There’s certainly a sauciness to the film as passions erupt between Margot Robbie’s Cathy and childhood friend, who she names and claims as her own after her father (Martin Clunes) takes him in, Heathcliff (Jacob Elordi) – the young pair played by Charlotte Mellington and Owen Cooper respectively. After we see them grow up together Cathy’s sexual awakening – watching members of her father’s staff explore BDSM in the horse equipment shed – suggests that the film may well be nothing but sex, however Fennell avoids this temptation rather successfully and manages to focus on the relationship as part of the story being told.

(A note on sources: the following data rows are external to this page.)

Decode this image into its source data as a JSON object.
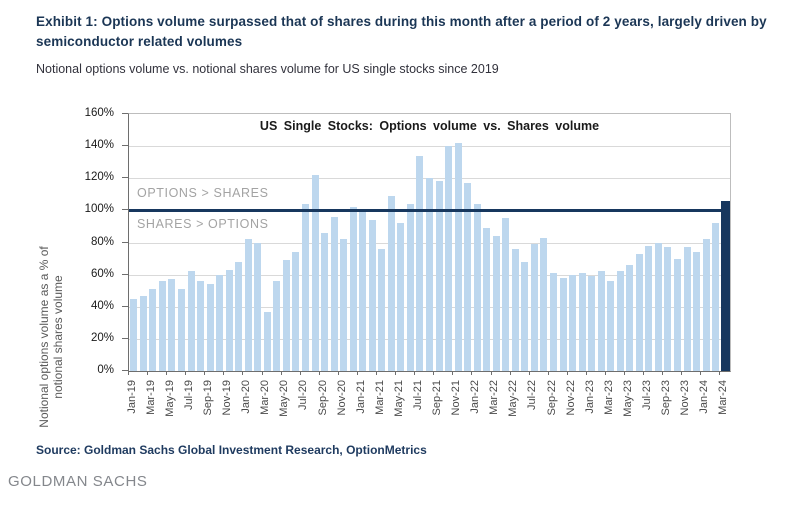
{
  "header": {
    "exhibit_title": "Exhibit 1: Options volume surpassed that of shares during this month after a period of 2 years, largely driven by semiconductor related volumes",
    "subtitle": "Notional options volume vs. notional shares volume for US single stocks since 2019"
  },
  "chart_data": {
    "type": "bar",
    "title": "US Single Stocks: Options volume vs. Shares volume",
    "ylabel": "Notional options volume as a % of notional shares volume",
    "ylabel_lines": [
      "Notional options volume as a % of",
      "notional shares volume"
    ],
    "ylim": [
      0,
      160
    ],
    "ytick_step": 20,
    "yticks": [
      "0%",
      "20%",
      "40%",
      "60%",
      "80%",
      "100%",
      "120%",
      "140%",
      "160%"
    ],
    "grid": "horizontal",
    "xtick_every": 2,
    "categories": [
      "Jan-19",
      "Feb-19",
      "Mar-19",
      "Apr-19",
      "May-19",
      "Jun-19",
      "Jul-19",
      "Aug-19",
      "Sep-19",
      "Oct-19",
      "Nov-19",
      "Dec-19",
      "Jan-20",
      "Feb-20",
      "Mar-20",
      "Apr-20",
      "May-20",
      "Jun-20",
      "Jul-20",
      "Aug-20",
      "Sep-20",
      "Oct-20",
      "Nov-20",
      "Dec-20",
      "Jan-21",
      "Feb-21",
      "Mar-21",
      "Apr-21",
      "May-21",
      "Jun-21",
      "Jul-21",
      "Aug-21",
      "Sep-21",
      "Oct-21",
      "Nov-21",
      "Dec-21",
      "Jan-22",
      "Feb-22",
      "Mar-22",
      "Apr-22",
      "May-22",
      "Jun-22",
      "Jul-22",
      "Aug-22",
      "Sep-22",
      "Oct-22",
      "Nov-22",
      "Dec-22",
      "Jan-23",
      "Feb-23",
      "Mar-23",
      "Apr-23",
      "May-23",
      "Jun-23",
      "Jul-23",
      "Aug-23",
      "Sep-23",
      "Oct-23",
      "Nov-23",
      "Dec-23",
      "Jan-24",
      "Feb-24",
      "Mar-24"
    ],
    "values": [
      45,
      47,
      51,
      56,
      57,
      51,
      62,
      56,
      54,
      60,
      63,
      68,
      82,
      80,
      37,
      56,
      69,
      74,
      104,
      122,
      86,
      96,
      82,
      102,
      99,
      94,
      76,
      109,
      92,
      104,
      134,
      120,
      118,
      140,
      142,
      117,
      104,
      89,
      84,
      95,
      76,
      68,
      79,
      83,
      61,
      58,
      60,
      61,
      59,
      62,
      56,
      62,
      66,
      73,
      78,
      80,
      77,
      70,
      77,
      74,
      82,
      92,
      106
    ],
    "unit": "%",
    "highlight_index": 62,
    "highlight_category": "Mar-24",
    "reference_line": {
      "value": 100,
      "label_above": "OPTIONS > SHARES",
      "label_below": "SHARES > OPTIONS"
    },
    "colors": {
      "bar": "#BDD7EE",
      "highlight_bar": "#17375E",
      "reference_line": "#17375E",
      "gridline": "#D9D9D9",
      "annotation_text": "#A3A3A3"
    },
    "legend": "none"
  },
  "footer": {
    "source": "Source: Goldman Sachs Global Investment Research, OptionMetrics",
    "brand": "GOLDMAN SACHS"
  }
}
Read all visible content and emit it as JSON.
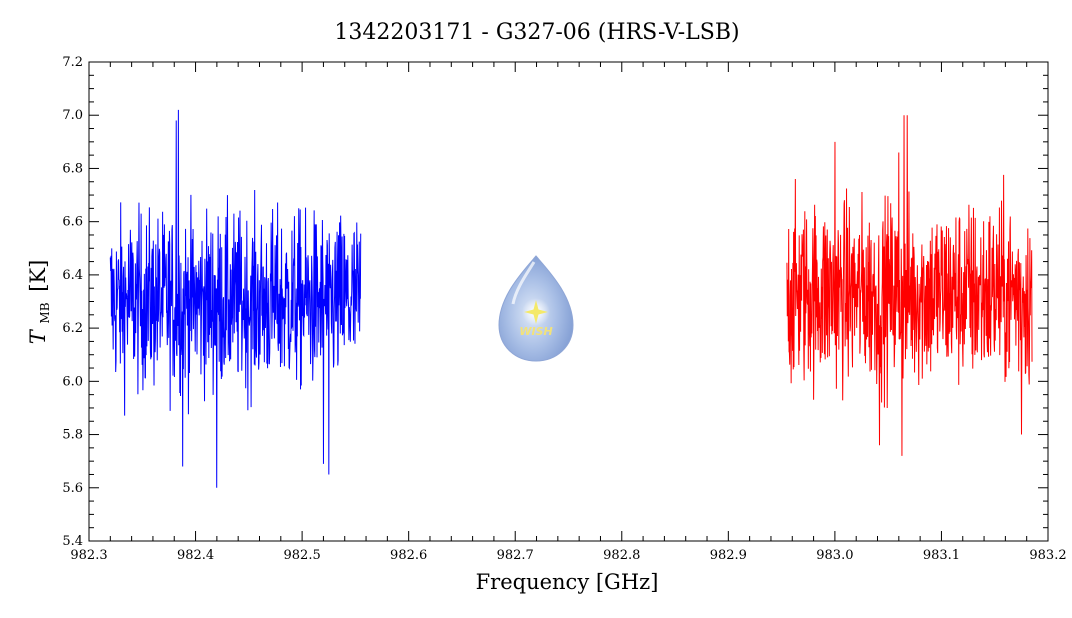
{
  "chart_data": {
    "type": "line",
    "title": "1342203171 - G327-06 (HRS-V-LSB)",
    "xlabel": "Frequency [GHz]",
    "ylabel_main": "T",
    "ylabel_sub": "MB",
    "ylabel_unit": "[K]",
    "xlim": [
      982.3,
      983.2
    ],
    "ylim": [
      5.4,
      7.2
    ],
    "xticks": [
      982.3,
      982.4,
      982.5,
      982.6,
      982.7,
      982.8,
      982.9,
      983.0,
      983.1,
      983.2
    ],
    "xtick_labels": [
      "982.3",
      "982.4",
      "982.5",
      "982.6",
      "982.7",
      "982.8",
      "982.9",
      "983.0",
      "983.1",
      "983.2"
    ],
    "yticks": [
      5.4,
      5.6,
      5.8,
      6.0,
      6.2,
      6.4,
      6.6,
      6.8,
      7.0,
      7.2
    ],
    "ytick_labels": [
      "5.4",
      "5.6",
      "5.8",
      "6.0",
      "6.2",
      "6.4",
      "6.6",
      "6.8",
      "7.0",
      "7.2"
    ],
    "grid": false,
    "logo": {
      "text": "WISH"
    },
    "series": [
      {
        "color": "#0000ff",
        "x_range": [
          982.32,
          982.555
        ],
        "mean": 6.3,
        "noise": 0.18,
        "samples": 700,
        "peaks": [
          [
            982.384,
            7.02
          ],
          [
            982.382,
            6.98
          ],
          [
            982.42,
            5.6
          ],
          [
            982.525,
            5.65
          ],
          [
            982.388,
            5.68
          ],
          [
            982.52,
            5.69
          ]
        ]
      },
      {
        "color": "#ff0000",
        "x_range": [
          982.955,
          983.185
        ],
        "mean": 6.33,
        "noise": 0.19,
        "samples": 700,
        "peaks": [
          [
            983.065,
            7.0
          ],
          [
            983.068,
            7.0
          ],
          [
            983.063,
            6.98
          ],
          [
            983.06,
            6.86
          ],
          [
            983.0,
            6.9
          ],
          [
            983.042,
            5.76
          ],
          [
            983.063,
            5.72
          ],
          [
            983.175,
            5.8
          ]
        ]
      }
    ]
  }
}
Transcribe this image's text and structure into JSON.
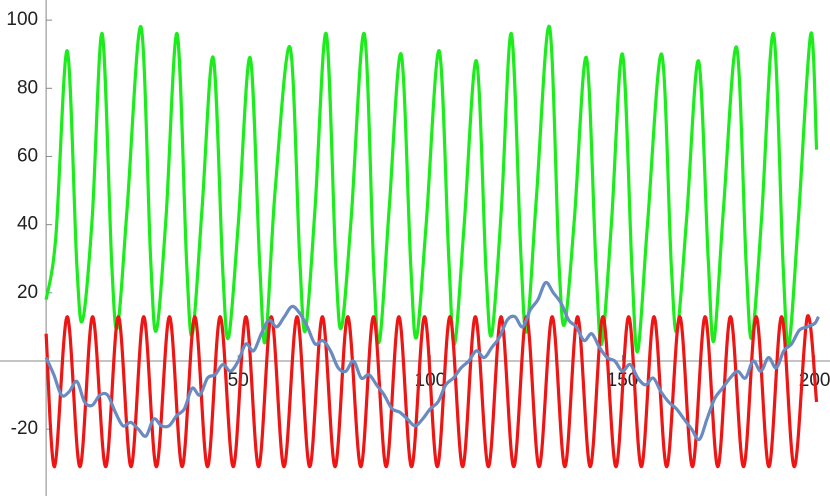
{
  "chart_data": {
    "type": "line",
    "xlim": [
      -12,
      204
    ],
    "ylim": [
      -39.6,
      105.9
    ],
    "xticks": [
      50,
      100,
      150,
      200
    ],
    "yticks": [
      -20,
      20,
      40,
      60,
      80,
      100
    ],
    "series": [
      {
        "color": "#1cec1c",
        "x": [
          0,
          2.5,
          5.5,
          8,
          9.5,
          12,
          14.6,
          17.1,
          18.6,
          21.1,
          24.7,
          27.2,
          28.7,
          31.2,
          34.1,
          36.6,
          38.1,
          40.6,
          43.5,
          46,
          47.5,
          50,
          53.1,
          55.6,
          57.1,
          59.6,
          63.5,
          66,
          67.5,
          70,
          72.9,
          75.4,
          76.9,
          79.4,
          82.8,
          85.3,
          86.8,
          89.3,
          92.4,
          94.9,
          96.4,
          98.9,
          102.3,
          104.8,
          106.3,
          108.8,
          112,
          114.5,
          116,
          118.5,
          121.1,
          123.6,
          125.1,
          127.6,
          131,
          133.5,
          135,
          137.5,
          140.6,
          143.1,
          144.6,
          147.1,
          150,
          152.5,
          154,
          156.5,
          160.2,
          162.7,
          164.2,
          166.7,
          169.8,
          172.3,
          173.8,
          176.3,
          179.7,
          182.2,
          183.7,
          186.2,
          189.3,
          191.8,
          193.3,
          195.8,
          199,
          200.5
        ],
        "values": [
          18,
          36,
          91,
          28,
          12,
          42,
          96,
          28,
          10,
          45,
          98,
          30,
          9,
          42,
          96,
          28,
          8,
          45,
          89,
          26,
          7,
          40,
          89,
          28,
          6,
          50,
          92,
          30,
          9,
          45,
          96,
          28,
          10,
          42,
          96,
          26,
          6,
          45,
          90,
          28,
          7,
          40,
          91,
          30,
          5,
          40,
          88,
          26,
          8,
          45,
          96,
          30,
          9,
          48,
          98,
          28,
          11,
          42,
          89,
          28,
          5,
          40,
          90,
          26,
          3,
          40,
          90,
          28,
          9,
          42,
          88,
          30,
          6,
          45,
          92,
          28,
          7,
          42,
          96,
          28,
          5,
          42,
          96,
          62
        ]
      },
      {
        "color": "#ee1515",
        "x": [
          0,
          2.2,
          5.5,
          8.8,
          12.1,
          15.5,
          18.8,
          22.1,
          25.4,
          28.7,
          32.1,
          35.4,
          38.7,
          42,
          45.3,
          48.7,
          52,
          55.3,
          58.6,
          61.9,
          65.3,
          68.6,
          71.9,
          75.2,
          78.5,
          81.9,
          85.2,
          88.5,
          91.8,
          95.1,
          98.5,
          101.8,
          105.1,
          108.4,
          111.7,
          115.1,
          118.4,
          121.7,
          125,
          128.3,
          131.7,
          135,
          138.3,
          141.6,
          144.9,
          148.3,
          151.6,
          154.9,
          158.2,
          161.5,
          164.9,
          168.2,
          171.5,
          174.8,
          178.1,
          181.5,
          184.8,
          188.1,
          191.4,
          194.7,
          198.1,
          200.5
        ],
        "values": [
          8,
          -31,
          13,
          -31,
          13,
          -31,
          13,
          -31,
          13,
          -31,
          13,
          -31,
          13,
          -31,
          13,
          -31,
          13,
          -31,
          13,
          -31,
          13,
          -31,
          13,
          -31,
          13,
          -31,
          13,
          -31,
          13,
          -31,
          13,
          -31,
          13,
          -31,
          13,
          -31,
          13,
          -31,
          13,
          -31,
          13,
          -31,
          13,
          -31,
          13,
          -31,
          13,
          -31,
          13,
          -31,
          13,
          -31,
          13,
          -31,
          13,
          -31,
          13,
          -31,
          13,
          -31,
          13,
          -12
        ]
      },
      {
        "color": "#6a8bc2",
        "x": [
          0,
          2,
          4,
          6,
          8,
          10,
          12,
          14,
          16,
          18,
          20,
          22,
          24,
          26,
          28,
          30,
          32,
          34,
          36,
          38,
          40,
          42,
          44,
          46,
          48,
          50,
          52,
          54,
          56,
          58,
          60,
          62,
          64,
          66,
          68,
          70,
          72,
          74,
          76,
          78,
          80,
          82,
          84,
          86,
          88,
          90,
          92,
          94,
          96,
          98,
          100,
          102,
          104,
          106,
          108,
          110,
          112,
          114,
          116,
          118,
          120,
          122,
          124,
          126,
          128,
          130,
          132,
          134,
          136,
          138,
          140,
          142,
          144,
          146,
          148,
          150,
          152,
          154,
          156,
          158,
          160,
          162,
          164,
          166,
          168,
          170,
          172,
          174,
          176,
          178,
          180,
          182,
          184,
          186,
          188,
          190,
          192,
          194,
          196,
          198,
          200,
          201
        ],
        "values": [
          1,
          -4,
          -10,
          -9,
          -6,
          -12,
          -13,
          -10,
          -10,
          -15,
          -19,
          -18,
          -20,
          -22,
          -17,
          -19,
          -19,
          -16,
          -14,
          -8,
          -10,
          -5,
          -4,
          -1,
          -3,
          0,
          5,
          3,
          8,
          12,
          10,
          13,
          16,
          14,
          10,
          5,
          6,
          3,
          -2,
          -3,
          0,
          -5,
          -4,
          -7,
          -10,
          -14,
          -15,
          -17,
          -19,
          -17,
          -14,
          -12,
          -7,
          -5,
          -2,
          0,
          3,
          1,
          4,
          7,
          12,
          13,
          10,
          15,
          18,
          23,
          20,
          17,
          12,
          10,
          6,
          8,
          4,
          1,
          0,
          -3,
          -1,
          -5,
          -7,
          -5,
          -9,
          -12,
          -14,
          -17,
          -20,
          -23,
          -17,
          -11,
          -8,
          -5,
          -3,
          -5,
          0,
          -3,
          1,
          -2,
          3,
          5,
          9,
          10,
          11,
          13
        ]
      }
    ]
  }
}
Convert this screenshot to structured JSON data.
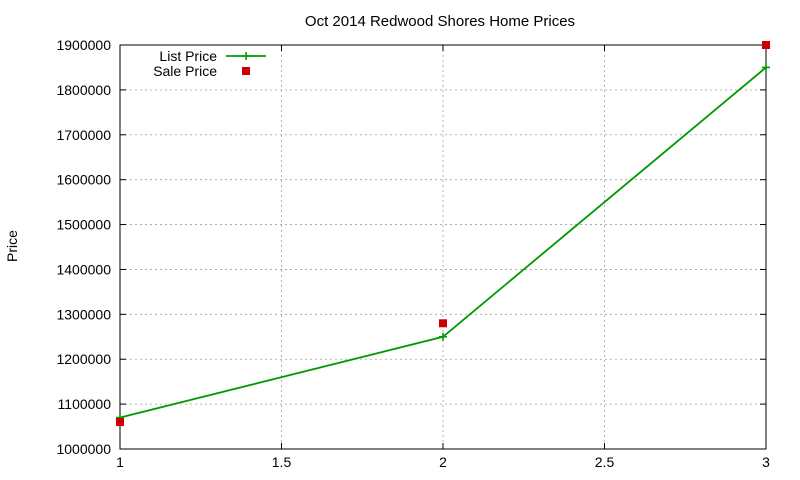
{
  "chart_data": {
    "type": "line",
    "title": "Oct 2014 Redwood Shores Home Prices",
    "xlabel": "",
    "ylabel": "Price",
    "xlim": [
      1,
      3
    ],
    "ylim": [
      1000000,
      1900000
    ],
    "x_ticks": [
      1,
      1.5,
      2,
      2.5,
      3
    ],
    "x_tick_labels": [
      "1",
      "1.5",
      "2",
      "2.5",
      "3"
    ],
    "y_ticks": [
      1000000,
      1100000,
      1200000,
      1300000,
      1400000,
      1500000,
      1600000,
      1700000,
      1800000,
      1900000
    ],
    "y_tick_labels": [
      "1000000",
      "1100000",
      "1200000",
      "1300000",
      "1400000",
      "1500000",
      "1600000",
      "1700000",
      "1800000",
      "1900000"
    ],
    "grid": true,
    "legend_position": "top-left",
    "series": [
      {
        "name": "List Price",
        "style": "line+points",
        "marker": "plus",
        "color": "#009900",
        "x": [
          1,
          2,
          3
        ],
        "y": [
          1070000,
          1250000,
          1850000
        ]
      },
      {
        "name": "Sale Price",
        "style": "points",
        "marker": "square",
        "color": "#cc0000",
        "x": [
          1,
          2,
          3
        ],
        "y": [
          1060000,
          1280000,
          1900000
        ]
      }
    ]
  }
}
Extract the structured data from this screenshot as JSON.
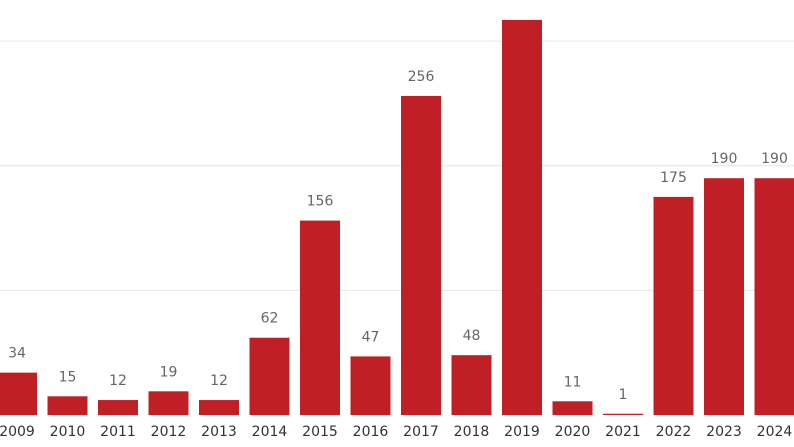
{
  "chart_data": {
    "type": "bar",
    "categories": [
      "2009",
      "2010",
      "2011",
      "2012",
      "2013",
      "2014",
      "2015",
      "2016",
      "2017",
      "2018",
      "2019",
      "2020",
      "2021",
      "2022",
      "2023",
      "2024"
    ],
    "values": [
      34,
      15,
      12,
      19,
      12,
      62,
      156,
      47,
      256,
      48,
      317,
      11,
      1,
      175,
      190,
      190
    ],
    "color": "#c11f26",
    "ylim": [
      0,
      333
    ],
    "yticks": [
      100,
      200,
      300
    ],
    "grid": true
  }
}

A story which may be far from the most faithful adaptation, at least from what I’ve heard and seen of the response to the film; having not read (or knowing a great deal about) the novel myself, but creates plenty of detail in its landscapes and locations. Fennell’s film is visually brilliant. Capturing an old studio quality matched with almost theatrical, closed-in set design that’s opened out into the Yorkshire moors with considerable style by cinematographer Linus Sandgren.
When it comes to the thematic beats there’s a bite to the details of class and the futures the central lovers face, and try to achieve through other relationships, especially when passion turns into twisted desperation in Heathcliff’s case. Yet, it’s also at this point that the film finds itself caught between the bite and sauciness, sitting uncertainly between them as if hesitantly trying to bring them together when in actuality they’re consistently kept slightly apart. Something which becomes more the case as lives, marriage and rifts between the lead characters become more prominent, most of all in the third act which still manages to have its impacts.
Stylistically, Fennell is serving up a lot and while tonally and narratively it may well confirm that she’s one of the most divisive writer-directors working at the moment (although I’ve fallen into the camp who like her work so far) there’s still enough in “Wuthering Heights” to feel engaged by the ensuing romance, and indeed the locations it unfolds in. Robbie and Elordi serve solid performances in Fennell’s takes on the roles and while occasionally bumpy and conflicted, although generally getting through its run-time, there’s a take here that should work well for the target audience, especially in the emotional push of the closing stages. For others there’s undoubtedly another divisive feature here from Fennell, but another one that I largely got on with especially as she mixes location and visuals into the narrative and tone to lift them up.
While occasionally sitting uncertainly between its sex and bite Emerald Fennell’s take on “Wuthering Heights” still has enough happening in the romantic passions amongst the visually striking landscapes to help see it through with enough support and engagement.